Bab 11. Tumben Dia Baik
Anjarani langsung bernafas lega. Robby yang selalu berada di sekitarnya lebih terasa menyeramkan baginya. Dia seperti stalker yang terus menguntit tidak jelas. Ia kini menatap tangannya yang masih digandeng oleh Indra sampai ke parkiran.
“Eh Ndra….”
Kuatnya genggaman tangan Indra sudah seperti seorang ayah yang takut anaknya lepas dan berkeliaran di jalan. Wajah Anjarani perlahan memerah. Apakah Indra tidak sadar? Anjarani tetap berusaha untuk melepaskan genggaman tangan Indra.
“Jangan dulu. Dia masih ngawasin dari jauh.” Ucap Indra tidak mau melepaskan genggaman tangannya.
“Gila ya itu orang?
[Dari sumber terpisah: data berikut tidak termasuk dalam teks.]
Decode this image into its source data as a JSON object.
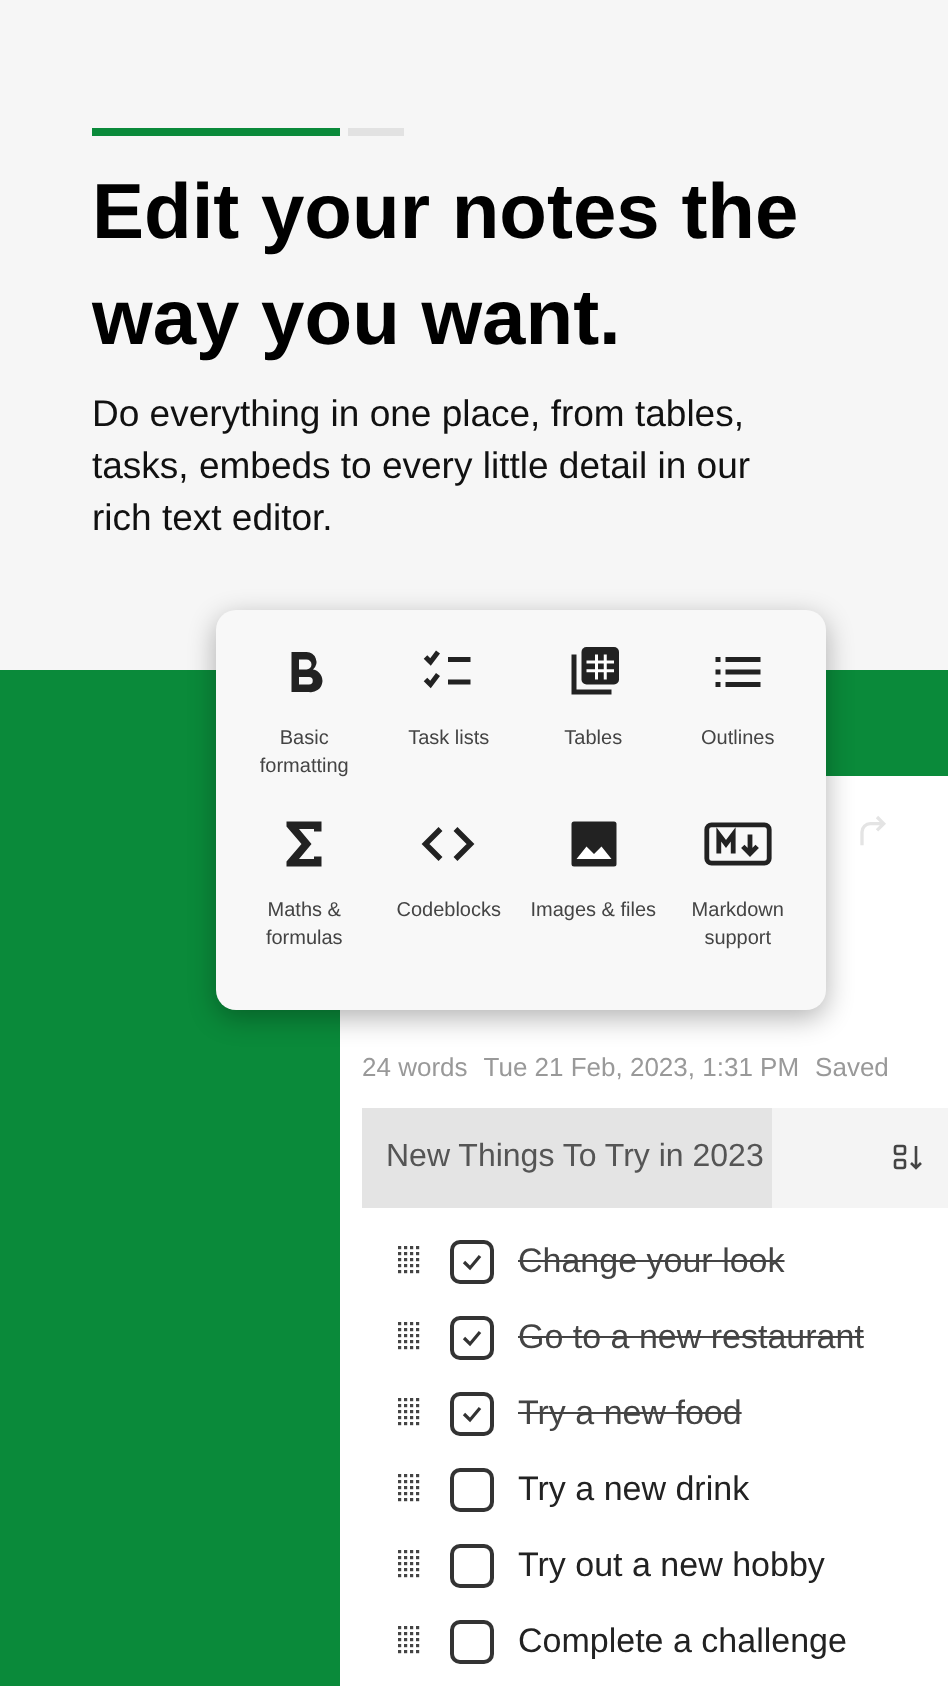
{
  "pager": [
    {
      "selected": true
    },
    {
      "selected": false
    }
  ],
  "headline": "Edit your notes the way you want.",
  "description": "Do everything in one place, from tables, tasks, embeds to every little detail in our rich text editor.",
  "features": [
    {
      "kind": "bold",
      "label": "Basic formatting"
    },
    {
      "kind": "tasks",
      "label": "Task lists"
    },
    {
      "kind": "table",
      "label": "Tables"
    },
    {
      "kind": "outline",
      "label": "Outlines"
    },
    {
      "kind": "sigma",
      "label": "Maths & formulas"
    },
    {
      "kind": "code",
      "label": "Codeblocks"
    },
    {
      "kind": "image",
      "label": "Images & files"
    },
    {
      "kind": "markdown",
      "label": "Markdown support"
    }
  ],
  "note": {
    "words": "24 words",
    "date": "Tue 21 Feb, 2023, 1:31 PM",
    "status": "Saved",
    "section": {
      "title": "New Things To Try in 2023",
      "level": 0.7
    },
    "tasks": [
      {
        "text": "Change your look",
        "checked": true
      },
      {
        "text": "Go to a new restaurant",
        "checked": true
      },
      {
        "text": "Try a new food",
        "checked": true
      },
      {
        "text": "Try a new drink",
        "checked": false
      },
      {
        "text": "Try out a new hobby",
        "checked": false
      },
      {
        "text": "Complete a challenge",
        "checked": false
      }
    ]
  }
}
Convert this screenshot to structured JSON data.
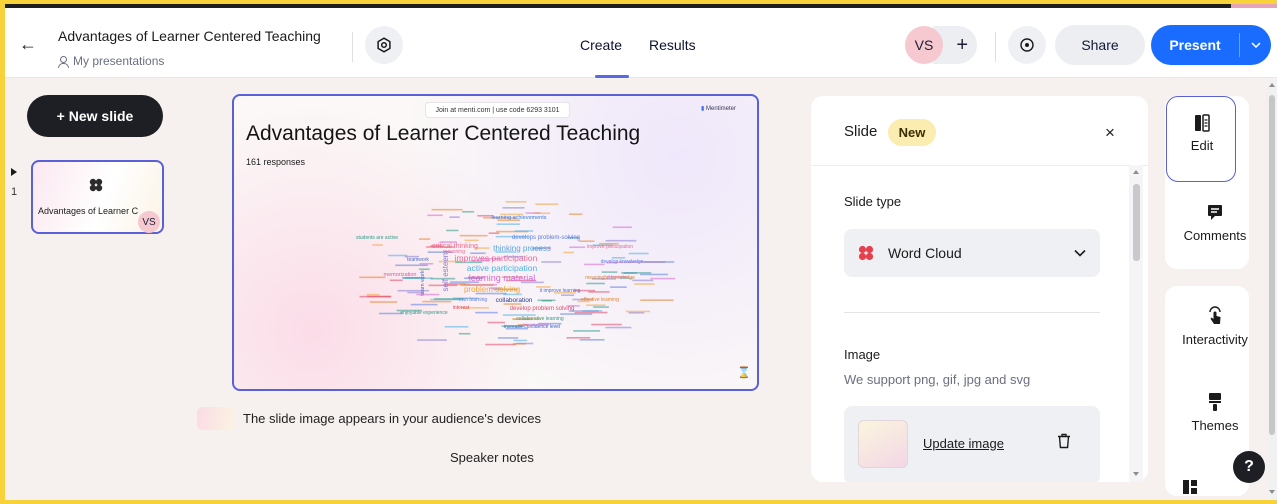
{
  "header": {
    "title": "Advantages of Learner Centered Teaching",
    "breadcrumb": "My presentations",
    "tabs": [
      {
        "label": "Create",
        "active": true
      },
      {
        "label": "Results",
        "active": false
      }
    ],
    "avatar_initials": "VS",
    "add_symbol": "+",
    "share_label": "Share",
    "present_label": "Present",
    "accent_color": "#196cff"
  },
  "sidebar": {
    "new_slide_label": "+ New slide",
    "slides": [
      {
        "number": "1",
        "title": "Advantages of Learner C",
        "avatar": "VS",
        "icon": "word-cloud-icon"
      }
    ]
  },
  "slide": {
    "join_text": "Join at menti.com | use code  6293 3101",
    "brand": "Mentimeter",
    "title": "Advantages of Learner Centered Teaching",
    "responses": "161 responses",
    "words": [
      {
        "text": "learning material",
        "color": "#d56ad1",
        "size": 9
      },
      {
        "text": "active participation",
        "color": "#4fb1e6",
        "size": 8.5
      },
      {
        "text": "improves participation",
        "color": "#e86a9c",
        "size": 8.5
      },
      {
        "text": "thinking process",
        "color": "#58a6e4",
        "size": 8
      },
      {
        "text": "problem solving",
        "color": "#f2a33a",
        "size": 8
      },
      {
        "text": "critical thinking",
        "color": "#ec6b8e",
        "size": 7
      },
      {
        "text": "develops problem-solving",
        "color": "#5b7fe0",
        "size": 6
      },
      {
        "text": "learning achievements",
        "color": "#3c7ad8",
        "size": 5.5
      },
      {
        "text": "collaboration",
        "color": "#2d3a8c",
        "size": 6.5
      },
      {
        "text": "develop problem solving",
        "color": "#e04b6a",
        "size": 6
      },
      {
        "text": "memorization",
        "color": "#d05fa7",
        "size": 5.5
      },
      {
        "text": "self esteem",
        "color": "#8b7bd3",
        "size": 8
      },
      {
        "text": "team work",
        "color": "#4a6ec7",
        "size": 5.5
      },
      {
        "text": "meaningful knowledge",
        "color": "#d28a3a",
        "size": 5
      },
      {
        "text": "it improve learning",
        "color": "#4d6fe0",
        "size": 5
      },
      {
        "text": "effective learning",
        "color": "#e8822b",
        "size": 5
      },
      {
        "text": "collaborative learning",
        "color": "#2f9b8a",
        "size": 5
      },
      {
        "text": "increase confidence level",
        "color": "#3d5fc6",
        "size": 5
      },
      {
        "text": "enjoyable experience",
        "color": "#2f9b8a",
        "size": 5
      },
      {
        "text": "own learning",
        "color": "#5b7fe0",
        "size": 5
      },
      {
        "text": "students are active",
        "color": "#2f9b8a",
        "size": 5
      },
      {
        "text": "develop knowledge",
        "color": "#5b7fe0",
        "size": 5
      },
      {
        "text": "interest",
        "color": "#e0414f",
        "size": 5
      },
      {
        "text": "teamwork",
        "color": "#4a6ec7",
        "size": 5
      },
      {
        "text": "reasoning",
        "color": "#e86a9c",
        "size": 5
      },
      {
        "text": "improve participation",
        "color": "#e86a9c",
        "size": 5
      }
    ]
  },
  "notes": {
    "image_note": "The slide image appears in your audience's devices",
    "speaker_notes": "Speaker notes"
  },
  "panel": {
    "title": "Slide",
    "badge": "New",
    "close_symbol": "×",
    "slide_type_label": "Slide type",
    "slide_type_value": "Word Cloud",
    "image_label": "Image",
    "image_help": "We support png, gif, jpg and svg",
    "update_image_label": "Update image"
  },
  "toolbar": {
    "items": [
      {
        "label": "Edit",
        "icon": "edit-icon",
        "active": true
      },
      {
        "label": "Comments",
        "icon": "comment-icon",
        "active": false
      },
      {
        "label": "Interactivity",
        "icon": "interactivity-icon",
        "active": false
      },
      {
        "label": "Themes",
        "icon": "theme-brush-icon",
        "active": false
      }
    ],
    "help_symbol": "?"
  }
}
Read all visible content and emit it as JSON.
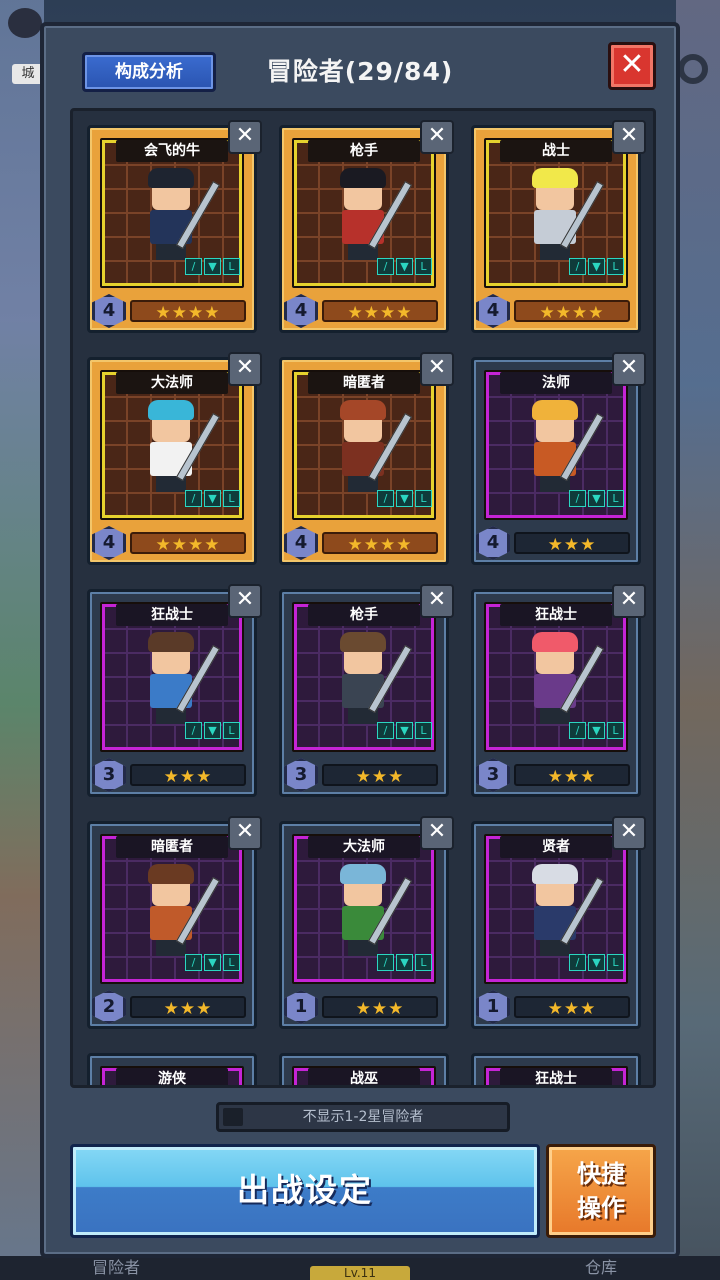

Memangnya aku ini buronan?”
Sesampainya mereka di parkiran motor, Indra langsung segera tancap gas bersama dengan Anjarani yang sekalian ia antar pulang demi keselamatannya dari manusia buas seperti Robby.
Tidak terasa Anjarani dan Indra diam sepanjang perjalanan. Anjarani masih memerah lantaran Indra yang begitu melindunginya dari Robby. Rasanya aneh saja, padahal kemarin mereka selalu bertengkar setiap kali bertemu.
Sedangkan Indra sendiri berusaha mati-matian agar tetap fokus selagi ia merasakan cengkraman tangan Anjarani pada seragam di bagian pinggangnya. Ingin tahu bagaimana rasanya? Teriknya siang terasa sangat sejuk seperti musim gugur.
Jalan raya yang panas dan banyaknya debu seperti tamparan bunga sakura yang berguguran. Indra sudah melanglang buana mengkhayal tingkat tinggi. Perasaannya semakin mudah jatuh pada Anjarani, seperti cinta yang datang setelah ribuan kata benci terucap dari mulutnya.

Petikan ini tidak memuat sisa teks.